Paris, le mercredi 6 mars 2019 – Dans les salles d’attente des cabinets de médecine générale se côtoient des patients enrhumés qui sont convaincus qu’un remède contre ce mal si classique leur sera prescrit, des parents qui attendent un certificat quelconque pour justifier l’absence de leur enfant, mais aussi des patients atteints de maladie chronique qui nécessitent un accompagnement approfondi et qui ont parfois eu des difficultés pour obtenir un rendez-vous, des personnes inquiètes de symptômes installés dans le silence depuis un peu trop longtemps. Comment accorder aux seconds le temps nécessaire pour une prise en charge adaptée quand les premiers occuperont inévitablement des minutes précieuses ?

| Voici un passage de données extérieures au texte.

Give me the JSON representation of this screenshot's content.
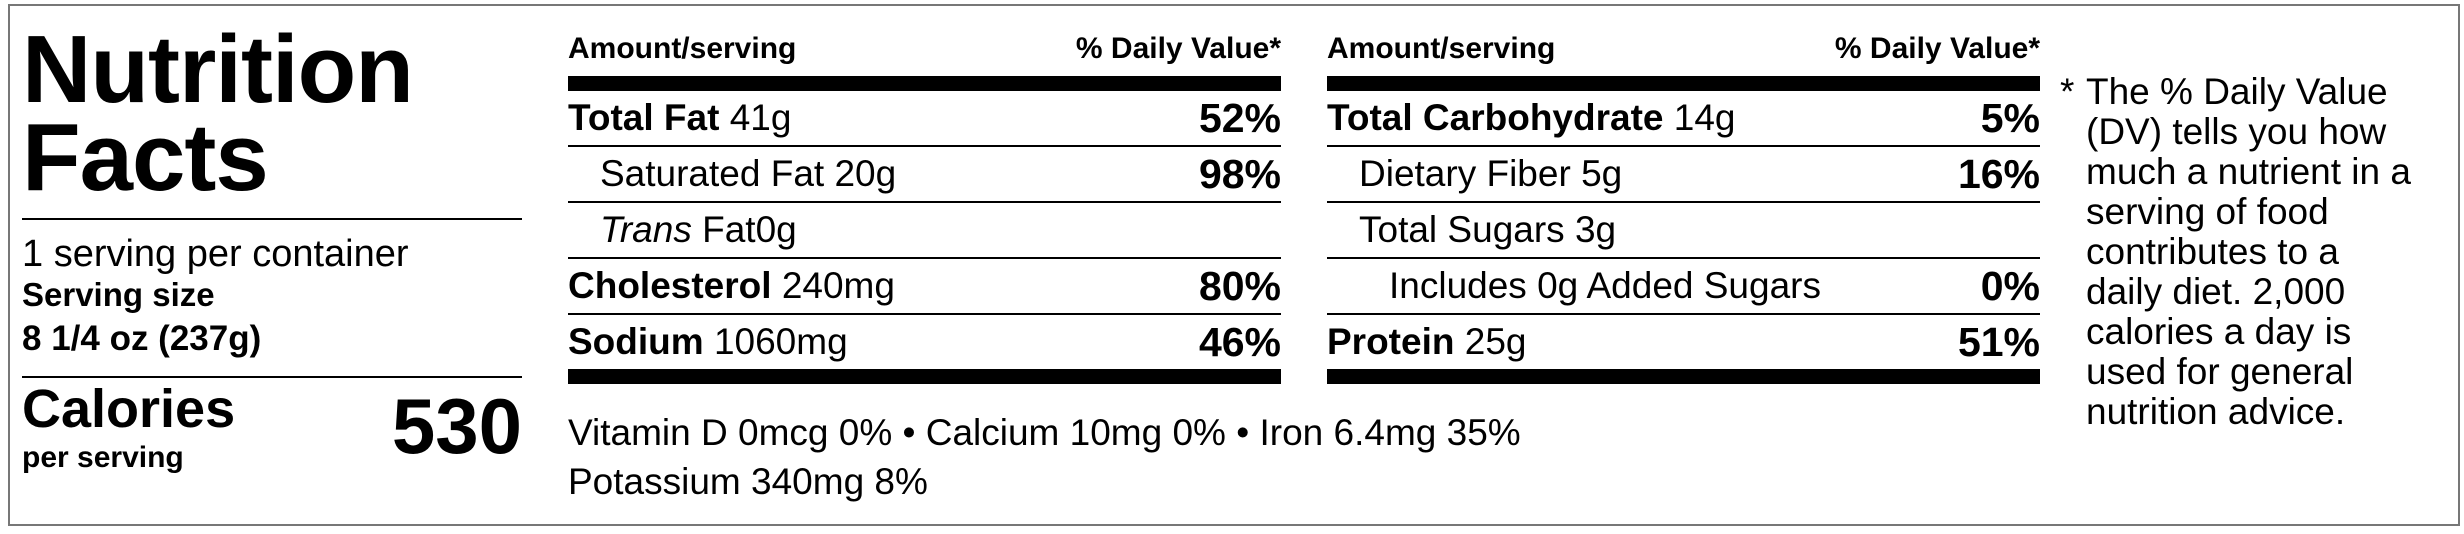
{
  "label": {
    "title_line1": "Nutrition",
    "title_line2": "Facts",
    "servings_per_container": "1 serving per container",
    "serving_size_label": "Serving size",
    "serving_size_value": "8 1/4 oz (237g)",
    "calories_label": "Calories",
    "per_serving_label": "per serving",
    "calories_value": "530"
  },
  "left_table": {
    "header_amount": "Amount/serving",
    "header_dv": "% Daily Value*",
    "rows": [
      {
        "name": "Total Fat",
        "amount": "41g",
        "dv": "52%"
      },
      {
        "name": "Saturated Fat",
        "amount": "20g",
        "dv": "98%"
      },
      {
        "name_prefix": "Trans",
        "name": "Fat",
        "amount": "0g",
        "dv": ""
      },
      {
        "name": "Cholesterol",
        "amount": "240mg",
        "dv": "80%"
      },
      {
        "name": "Sodium",
        "amount": "1060mg",
        "dv": "46%"
      }
    ]
  },
  "right_table": {
    "header_amount": "Amount/serving",
    "header_dv": "% Daily Value*",
    "rows": [
      {
        "name": "Total Carbohydrate",
        "amount": "14g",
        "dv": "5%"
      },
      {
        "name": "Dietary Fiber",
        "amount": "5g",
        "dv": "16%"
      },
      {
        "name": "Total Sugars",
        "amount": "3g",
        "dv": ""
      },
      {
        "name": "Includes 0g Added Sugars",
        "amount": "",
        "dv": "0%"
      },
      {
        "name": "Protein",
        "amount": "25g",
        "dv": "51%"
      }
    ]
  },
  "vitamins": {
    "line1": "Vitamin D 0mcg 0% • Calcium 10mg 0% • Iron 6.4mg 35%",
    "line2": "Potassium 340mg 8%"
  },
  "footnote": {
    "star": "*",
    "text": "The % Daily Value (DV) tells you how much a nutrient in a serving of food contributes to a daily diet. 2,000 calories a day is used for general nutrition advice."
  }
}
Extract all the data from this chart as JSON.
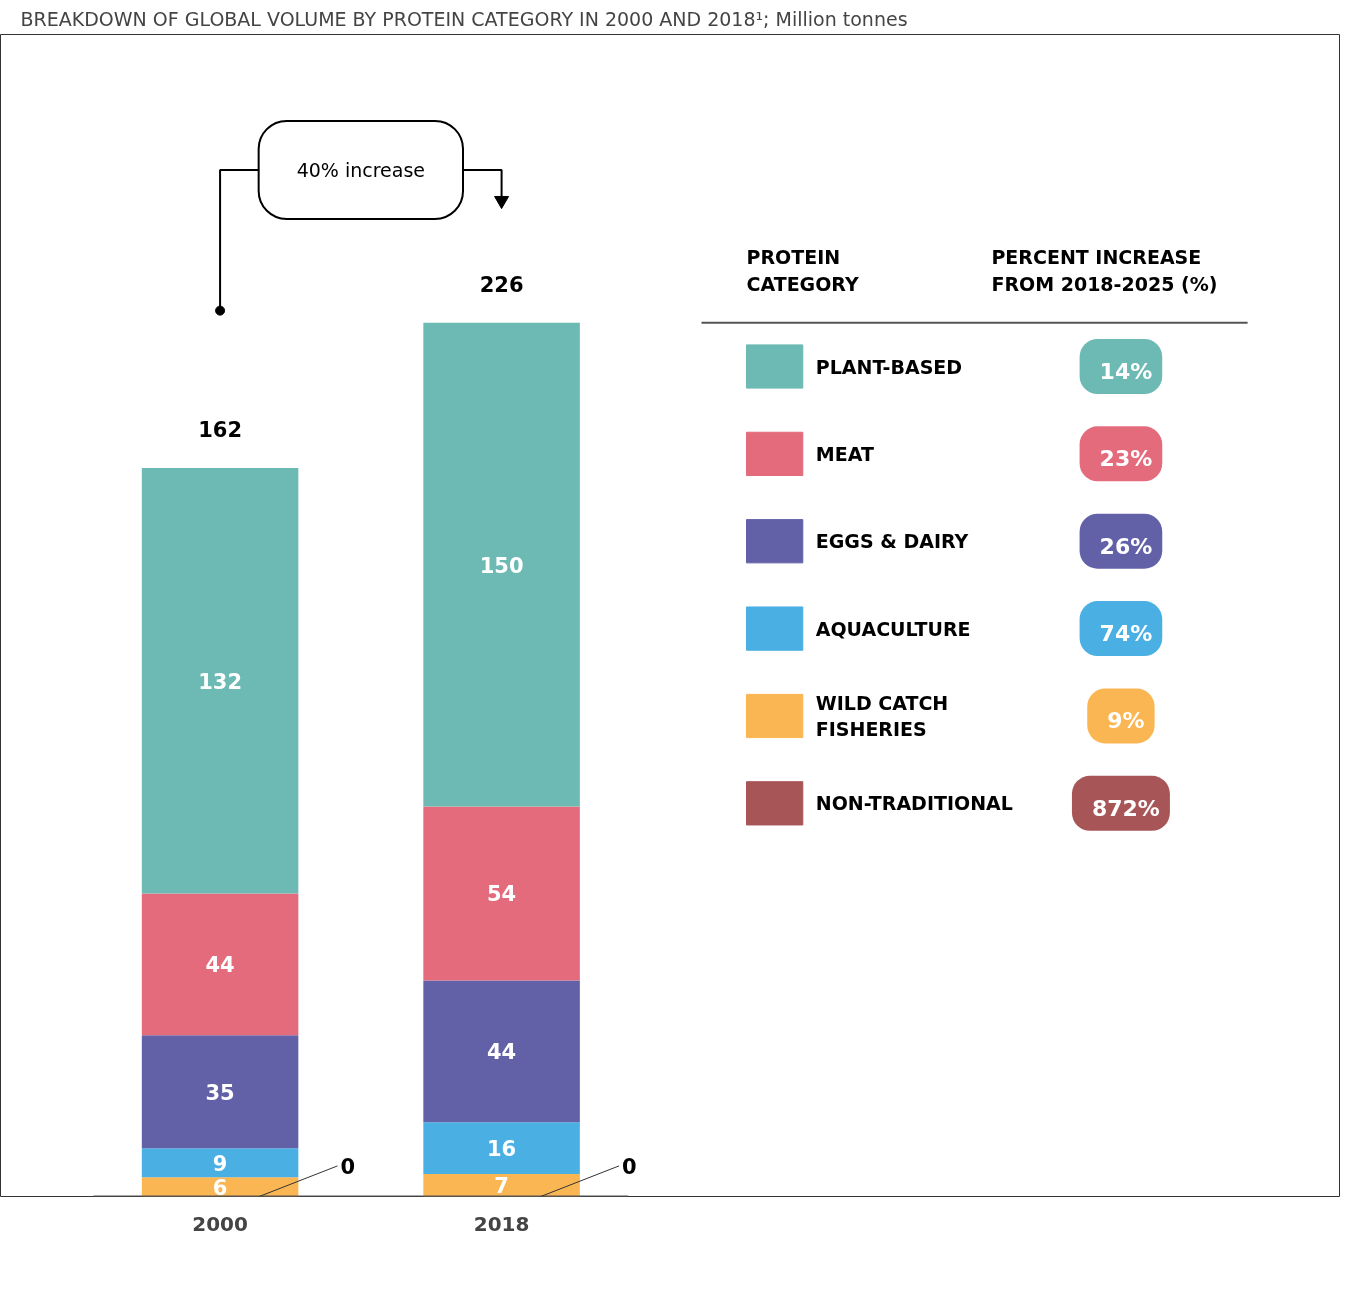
{
  "chart_data": {
    "type": "bar",
    "title": "BREAKDOWN OF GLOBAL VOLUME BY PROTEIN CATEGORY IN 2000 AND 2018¹; Million tonnes",
    "categories": [
      "2000",
      "2018"
    ],
    "stacked": true,
    "legend": "right",
    "legend_title": "PROTEIN CATEGORY",
    "series": [
      {
        "name": "NON-TRADITIONAL",
        "color": "#a85558",
        "values": [
          0,
          0
        ],
        "value_labels": [
          null,
          null
        ]
      },
      {
        "name": "WILD CATCH FISHERIES",
        "color": "#fbb654",
        "values": [
          6,
          7
        ],
        "value_labels": [
          "6",
          "7"
        ]
      },
      {
        "name": "AQUACULTURE",
        "color": "#4aafe3",
        "values": [
          9,
          16
        ],
        "value_labels": [
          "9",
          "16"
        ]
      },
      {
        "name": "EGGS & DAIRY",
        "color": "#6261a8",
        "values": [
          35,
          44
        ],
        "value_labels": [
          "35",
          "44"
        ]
      },
      {
        "name": "MEAT",
        "color": "#e46b7c",
        "values": [
          44,
          54
        ],
        "value_labels": [
          "44",
          "54"
        ]
      },
      {
        "name": "PLANT-BASED",
        "color": "#6cbab3",
        "values": [
          132,
          150
        ],
        "value_labels": [
          "132",
          "150"
        ]
      }
    ],
    "annotations": [
      "40% increase",
      "PERCENT INCREASE FROM 2018-2025 (%)",
      "872%",
      "9%",
      "74%",
      "26%",
      "23%",
      "14%",
      "162",
      "226",
      "0",
      "0"
    ]
  }
}
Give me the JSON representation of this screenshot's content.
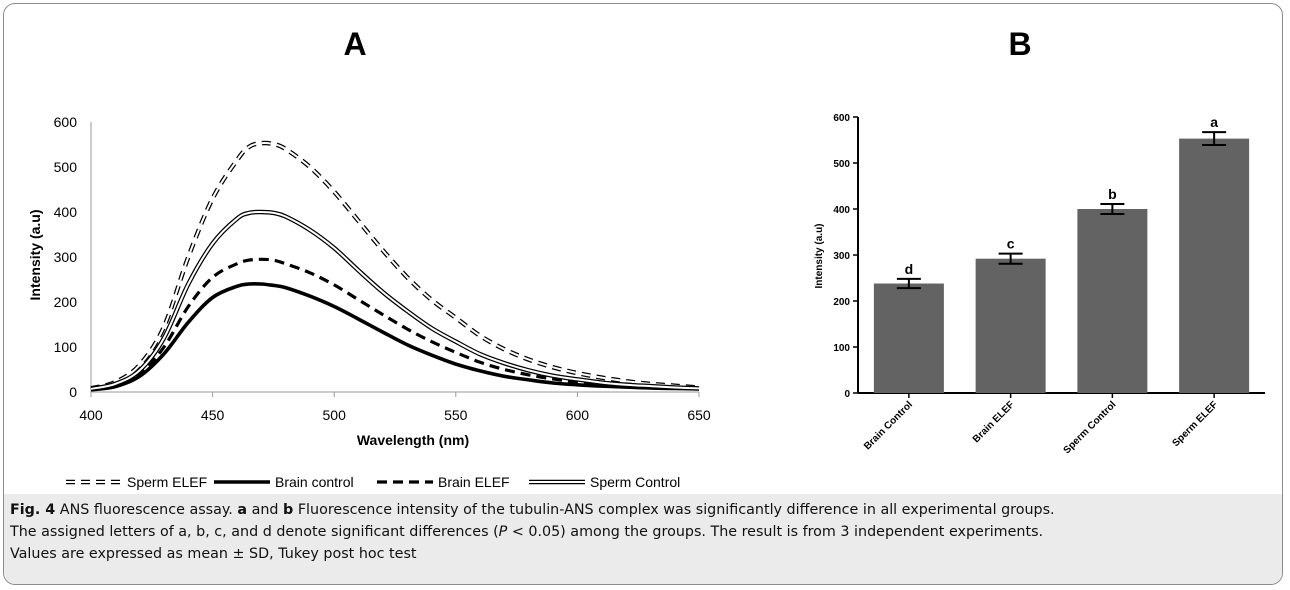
{
  "colors": {
    "bar_fill": "#636363",
    "frame": "#8c8c8c",
    "caption_bg": "#ebebeb"
  },
  "chart_data": [
    {
      "panel": "A",
      "type": "line",
      "title": "A",
      "xlabel": "Wavelength (nm)",
      "ylabel": "Intensity (a.u)",
      "xlim": [
        400,
        650
      ],
      "ylim": [
        0,
        600
      ],
      "xticks": [
        400,
        450,
        500,
        550,
        600,
        650
      ],
      "yticks": [
        0,
        100,
        200,
        300,
        400,
        500,
        600
      ],
      "grid": false,
      "legend_position": "bottom",
      "x": [
        400,
        410,
        420,
        430,
        440,
        450,
        460,
        465,
        470,
        475,
        480,
        490,
        500,
        510,
        520,
        530,
        540,
        550,
        560,
        570,
        580,
        590,
        600,
        610,
        620,
        630,
        640,
        650
      ],
      "series": [
        {
          "name": "Sperm ELEF",
          "style": "dashed-double",
          "values": [
            8,
            22,
            60,
            145,
            300,
            430,
            515,
            545,
            553,
            551,
            540,
            500,
            445,
            380,
            315,
            255,
            205,
            165,
            125,
            95,
            72,
            55,
            42,
            32,
            24,
            18,
            14,
            10
          ]
        },
        {
          "name": "Brain control",
          "style": "solid-thick",
          "values": [
            5,
            12,
            35,
            85,
            155,
            210,
            235,
            240,
            240,
            237,
            232,
            213,
            190,
            162,
            133,
            105,
            82,
            62,
            47,
            35,
            27,
            20,
            16,
            13,
            11,
            9,
            8,
            7
          ]
        },
        {
          "name": "Brain ELEF",
          "style": "dashed-thick",
          "values": [
            6,
            14,
            40,
            100,
            190,
            255,
            285,
            293,
            295,
            293,
            285,
            265,
            238,
            205,
            172,
            140,
            112,
            88,
            66,
            50,
            38,
            29,
            22,
            17,
            13,
            11,
            9,
            8
          ]
        },
        {
          "name": "Sperm Control",
          "style": "solid-double",
          "values": [
            7,
            18,
            48,
            120,
            240,
            330,
            385,
            398,
            400,
            398,
            390,
            360,
            320,
            270,
            222,
            180,
            142,
            112,
            84,
            64,
            48,
            36,
            28,
            21,
            16,
            13,
            10,
            8
          ]
        }
      ]
    },
    {
      "panel": "B",
      "type": "bar",
      "title": "B",
      "ylabel": "Intensity (a.u)",
      "ylim": [
        0,
        600
      ],
      "yticks": [
        0,
        100,
        200,
        300,
        400,
        500,
        600
      ],
      "grid": false,
      "categories": [
        "Brain Control",
        "Brain ELEF",
        "Sperm Control",
        "Sperm ELEF"
      ],
      "values": [
        238,
        292,
        400,
        553
      ],
      "errors": [
        10,
        11,
        11,
        14
      ],
      "letters": [
        "d",
        "c",
        "b",
        "a"
      ]
    }
  ],
  "caption": {
    "label": "Fig. 4",
    "lead": " ANS fluorescence assay. ",
    "a": "a",
    "and": " and ",
    "b": "b",
    "line1_rest": " Fluorescence intensity of the tubulin-ANS complex was significantly difference in all experimental groups.",
    "line2_pre": "The assigned letters of a, b, c, and d denote significant differences (",
    "p_symbol": "P",
    "line2_post": " < 0.05) among the groups. The result is from 3 independent experiments.",
    "line3": "Values are expressed as mean ± SD, Tukey post hoc test"
  }
}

Gastroentérite vs suivi d’une pathologie chronique complexe
De l’autre côté de la salle d’attente, il y a des médecins qui voudraient pouvoir répondre à toutes les interrogations de ce patient sur les résultats de ses dernières analyses médicales, mais qui est pressé par sa secrétaire (quand il en a une) qui lui rappelle qu’il cumule déjà quarante minutes de retard. Aussi, presse-t-il un peu ce malade pour recevoir la gastroentérite sans aucune gravité ou le renouvellement d’ordonnance. Il se demande si en dépit de ses patients vieillissants et toujours plus nombreux, il parviendra à ne pas enregistrer trop de retard sur la télétransmission de ses actes et autres joyeusetés administratives.
A la recherche du temps bêtement perdu
Cette réalité des salles d’attente et des cabinets médicaux, cette situation contrastée entre demandes de soins légitimes et consommation de la médecine comme un service, cette disparité entre souci de bien faire et nécessité de répondre à des impératifs temporaires et administratifs tendent à profondément altérer d’une part la relation médecin/malade et d’autre par l’attrait de l’exercice libéral pour les médecins. Pourtant, des réformes relativement simples à mettre en œuvre pourraient permettre de réduire le nombre d’actes inutiles et de retrouver le temps perdu pour le redonner aux (vrais) patients. Il n’est cependant pas tout à fait certain que les mesures imaginées aujourd’hui par les pouvoirs publics aillent dans ce sens.
Politique à la Gribouille
C’est en tout cas le sentiment des 10 000 médecins, professionnels de santé et patients qui ont signé une pétition lancée par le docteur Jean-Baptiste Blanc appelant à dire non « à l’abattage en médecine générale ». Le point de départ de cette initiative fut le petit calcul de l’Assurance maladie, bien que présenté comme éttant sans arrière-pensée contraignante : l’engagement d’un assistant médical devrait permettre à un médecin de passer de trois à six consultations par heure ! Une telle vision productiviste va totalement à l’encontre de la conception de la plupart des médecins généralistes, comme l’exprime avec la force la pétition. « Nous, médecins généralistes, demandons à pouvoir recevoir, écouter, informer et soigner les patients qui nous accordent leur confiance, avec le temps nécessaire pour chacune et chacun » écrivent-ils. Les explications rassurantes de l’Assurance maladie quant à son absence d’intention d’imposer un objectif chiffré de patients vus à l’heure n’ont nullement conduit au retrait de la pétition et n’ont pas plus amoindri son succès, puisque 10 000 personnes l’ont déjà signée. Le destin de ce texte témoigne bien que cette réaction à la vision stakhanoviste de l’Assurance maladie n’était qu’un prétexte, un point de départ, pour aller au-delà et proposer une défense d’une médecine générale allégée de ses dérives consuméristes et administratives pour pouvoir de nouveau se concentrer sur le soin. Or, en la matière, les assistants médicaux apparaissent une piste bien dérisoire : l’Union française pour une médecine libre (UFML) parle ainsi de « politique à la Gribouille ».